Timeline: A Dynamic Hierarchical Dirichlet Process Model for Recovering Birth/Death and Evolution of Topics in Text Stream
This work solves the problem of modeling all aspects of topic evolution in text streams for researchers in natural language processing, though it is incremental as it builds on existing dynamic topic models.
The paper introduces infinite dynamic topic models (iDTM) to address the evolution of topics, including their number, distribution, and popularity, in temporal text streams, achieving favorable results on simulated and real datasets like NIPS.

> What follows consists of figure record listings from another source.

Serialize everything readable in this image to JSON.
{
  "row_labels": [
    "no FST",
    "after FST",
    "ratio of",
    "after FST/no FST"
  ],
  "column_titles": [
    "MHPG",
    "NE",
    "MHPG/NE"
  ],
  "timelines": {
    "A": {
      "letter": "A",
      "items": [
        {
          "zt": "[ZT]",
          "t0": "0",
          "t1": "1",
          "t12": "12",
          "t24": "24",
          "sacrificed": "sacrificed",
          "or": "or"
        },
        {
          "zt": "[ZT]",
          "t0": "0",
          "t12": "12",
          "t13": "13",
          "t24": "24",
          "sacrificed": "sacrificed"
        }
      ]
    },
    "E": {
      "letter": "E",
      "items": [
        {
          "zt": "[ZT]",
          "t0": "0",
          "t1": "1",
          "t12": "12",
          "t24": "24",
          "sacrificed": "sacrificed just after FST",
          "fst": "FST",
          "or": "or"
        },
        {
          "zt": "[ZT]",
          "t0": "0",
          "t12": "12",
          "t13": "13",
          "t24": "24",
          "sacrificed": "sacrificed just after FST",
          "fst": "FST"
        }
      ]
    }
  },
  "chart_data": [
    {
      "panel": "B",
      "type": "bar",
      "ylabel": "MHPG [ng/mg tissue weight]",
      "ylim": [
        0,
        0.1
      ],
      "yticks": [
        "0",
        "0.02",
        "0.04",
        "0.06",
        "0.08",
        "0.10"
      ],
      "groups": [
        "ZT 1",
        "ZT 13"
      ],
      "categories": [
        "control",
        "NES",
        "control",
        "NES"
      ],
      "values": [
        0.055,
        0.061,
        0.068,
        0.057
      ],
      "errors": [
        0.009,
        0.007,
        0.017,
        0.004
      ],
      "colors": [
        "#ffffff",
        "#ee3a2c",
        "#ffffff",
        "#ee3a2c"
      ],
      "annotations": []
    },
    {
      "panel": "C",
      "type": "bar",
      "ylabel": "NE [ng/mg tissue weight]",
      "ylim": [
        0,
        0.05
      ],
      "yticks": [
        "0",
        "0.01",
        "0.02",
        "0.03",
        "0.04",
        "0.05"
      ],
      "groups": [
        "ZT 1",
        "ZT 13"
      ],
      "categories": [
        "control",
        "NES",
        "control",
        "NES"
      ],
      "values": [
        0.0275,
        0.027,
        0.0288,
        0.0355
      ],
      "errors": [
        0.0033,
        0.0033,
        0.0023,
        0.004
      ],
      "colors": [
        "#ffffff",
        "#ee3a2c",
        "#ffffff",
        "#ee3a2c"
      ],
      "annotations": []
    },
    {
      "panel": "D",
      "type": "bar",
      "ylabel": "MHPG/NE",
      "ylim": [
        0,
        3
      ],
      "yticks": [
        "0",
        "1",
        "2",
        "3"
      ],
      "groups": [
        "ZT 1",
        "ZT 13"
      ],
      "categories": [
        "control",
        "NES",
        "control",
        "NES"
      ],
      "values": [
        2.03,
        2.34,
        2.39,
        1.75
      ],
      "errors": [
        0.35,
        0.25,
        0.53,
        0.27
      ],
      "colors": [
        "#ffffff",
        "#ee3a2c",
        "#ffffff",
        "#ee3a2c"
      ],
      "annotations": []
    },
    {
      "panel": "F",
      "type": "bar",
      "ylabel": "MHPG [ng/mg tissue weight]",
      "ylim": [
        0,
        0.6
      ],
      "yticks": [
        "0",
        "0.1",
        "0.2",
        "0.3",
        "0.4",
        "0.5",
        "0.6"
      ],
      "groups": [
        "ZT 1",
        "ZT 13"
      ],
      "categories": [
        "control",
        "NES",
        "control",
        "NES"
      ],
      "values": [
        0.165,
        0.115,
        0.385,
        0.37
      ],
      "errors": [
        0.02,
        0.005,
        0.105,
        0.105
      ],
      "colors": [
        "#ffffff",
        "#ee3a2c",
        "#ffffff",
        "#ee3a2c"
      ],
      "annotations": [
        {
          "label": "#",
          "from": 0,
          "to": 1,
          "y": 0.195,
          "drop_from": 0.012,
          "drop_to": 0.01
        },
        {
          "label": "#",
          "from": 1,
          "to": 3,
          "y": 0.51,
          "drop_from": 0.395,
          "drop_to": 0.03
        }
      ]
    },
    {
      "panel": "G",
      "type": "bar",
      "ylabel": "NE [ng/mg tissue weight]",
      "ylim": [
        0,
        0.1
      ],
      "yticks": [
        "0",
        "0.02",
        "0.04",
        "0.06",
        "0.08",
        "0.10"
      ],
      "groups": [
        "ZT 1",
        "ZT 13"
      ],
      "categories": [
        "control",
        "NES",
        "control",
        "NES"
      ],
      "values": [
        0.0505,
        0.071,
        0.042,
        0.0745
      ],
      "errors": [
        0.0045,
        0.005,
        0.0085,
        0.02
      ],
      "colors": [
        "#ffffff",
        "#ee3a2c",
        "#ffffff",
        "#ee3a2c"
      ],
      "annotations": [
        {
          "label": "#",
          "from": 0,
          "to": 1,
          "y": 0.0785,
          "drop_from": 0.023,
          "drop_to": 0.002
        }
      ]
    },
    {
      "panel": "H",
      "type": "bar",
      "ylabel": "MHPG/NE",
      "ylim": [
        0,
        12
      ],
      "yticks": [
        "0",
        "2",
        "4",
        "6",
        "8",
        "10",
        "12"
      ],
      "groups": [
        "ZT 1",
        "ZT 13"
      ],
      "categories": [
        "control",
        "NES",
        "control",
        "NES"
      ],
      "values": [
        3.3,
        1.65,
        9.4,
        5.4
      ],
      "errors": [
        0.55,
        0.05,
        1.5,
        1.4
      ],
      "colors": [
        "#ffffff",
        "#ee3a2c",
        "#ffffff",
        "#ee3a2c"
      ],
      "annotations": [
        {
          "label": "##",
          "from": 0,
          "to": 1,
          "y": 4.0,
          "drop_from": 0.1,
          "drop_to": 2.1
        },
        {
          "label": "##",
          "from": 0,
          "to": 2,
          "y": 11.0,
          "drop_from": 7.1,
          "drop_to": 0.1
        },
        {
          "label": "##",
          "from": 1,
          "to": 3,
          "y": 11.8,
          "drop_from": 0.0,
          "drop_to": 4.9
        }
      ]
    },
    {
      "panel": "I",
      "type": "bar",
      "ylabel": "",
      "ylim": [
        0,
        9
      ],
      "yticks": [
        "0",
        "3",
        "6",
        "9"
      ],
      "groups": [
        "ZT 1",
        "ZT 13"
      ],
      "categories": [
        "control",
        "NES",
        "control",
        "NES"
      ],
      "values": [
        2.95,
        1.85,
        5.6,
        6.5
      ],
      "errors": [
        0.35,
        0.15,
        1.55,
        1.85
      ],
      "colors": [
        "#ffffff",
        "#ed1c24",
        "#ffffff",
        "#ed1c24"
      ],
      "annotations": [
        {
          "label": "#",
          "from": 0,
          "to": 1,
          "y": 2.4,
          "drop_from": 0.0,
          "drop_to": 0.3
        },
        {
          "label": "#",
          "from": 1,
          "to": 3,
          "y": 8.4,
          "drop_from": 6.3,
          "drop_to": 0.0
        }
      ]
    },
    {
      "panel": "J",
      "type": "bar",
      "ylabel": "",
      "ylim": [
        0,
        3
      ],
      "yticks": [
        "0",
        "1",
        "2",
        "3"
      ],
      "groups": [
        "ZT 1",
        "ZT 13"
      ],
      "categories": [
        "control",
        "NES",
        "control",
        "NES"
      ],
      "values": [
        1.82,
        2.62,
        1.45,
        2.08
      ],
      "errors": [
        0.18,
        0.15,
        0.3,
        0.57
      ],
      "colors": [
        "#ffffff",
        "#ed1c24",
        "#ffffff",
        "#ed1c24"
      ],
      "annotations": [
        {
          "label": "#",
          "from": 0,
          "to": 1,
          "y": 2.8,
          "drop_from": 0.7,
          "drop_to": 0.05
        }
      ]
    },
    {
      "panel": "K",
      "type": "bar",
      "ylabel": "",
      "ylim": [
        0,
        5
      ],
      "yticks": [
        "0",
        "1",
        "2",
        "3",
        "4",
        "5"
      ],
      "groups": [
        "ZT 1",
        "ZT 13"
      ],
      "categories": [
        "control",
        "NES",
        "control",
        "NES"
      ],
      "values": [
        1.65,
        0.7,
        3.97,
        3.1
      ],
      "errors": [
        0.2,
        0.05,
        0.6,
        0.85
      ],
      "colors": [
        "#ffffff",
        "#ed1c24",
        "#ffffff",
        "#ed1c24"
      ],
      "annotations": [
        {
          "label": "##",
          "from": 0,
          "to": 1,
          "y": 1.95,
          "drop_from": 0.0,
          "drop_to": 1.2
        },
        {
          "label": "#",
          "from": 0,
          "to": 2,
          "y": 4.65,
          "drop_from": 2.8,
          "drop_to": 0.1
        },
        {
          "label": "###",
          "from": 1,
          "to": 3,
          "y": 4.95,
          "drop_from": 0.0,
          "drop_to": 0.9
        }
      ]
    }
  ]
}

Topic models have proven to be a useful tool for discovering latent structures in document collections. However, most document collections often come as temporal streams and thus several aspects of the latent structure such as the number of topics, the topics' distribution and popularity are time-evolving. Several models exist that model the evolution of some but not all of the above aspects. In this paper we introduce infinite dynamic topic models, iDTM, that can accommodate the evolution of all the aforementioned aspects. Our model assumes that documents are organized into epochs, where the documents within each epoch are exchangeable but the order between the documents is maintained across epochs. iDTM allows for unbounded number of topics: topics can die or be born at any epoch, and the representation of each topic can evolve according to a Markovian dynamics. We use iDTM to analyze the birth and evolution of topics in the NIPS community and evaluated the efficacy of our model on both simulated and real datasets with favorable outcome.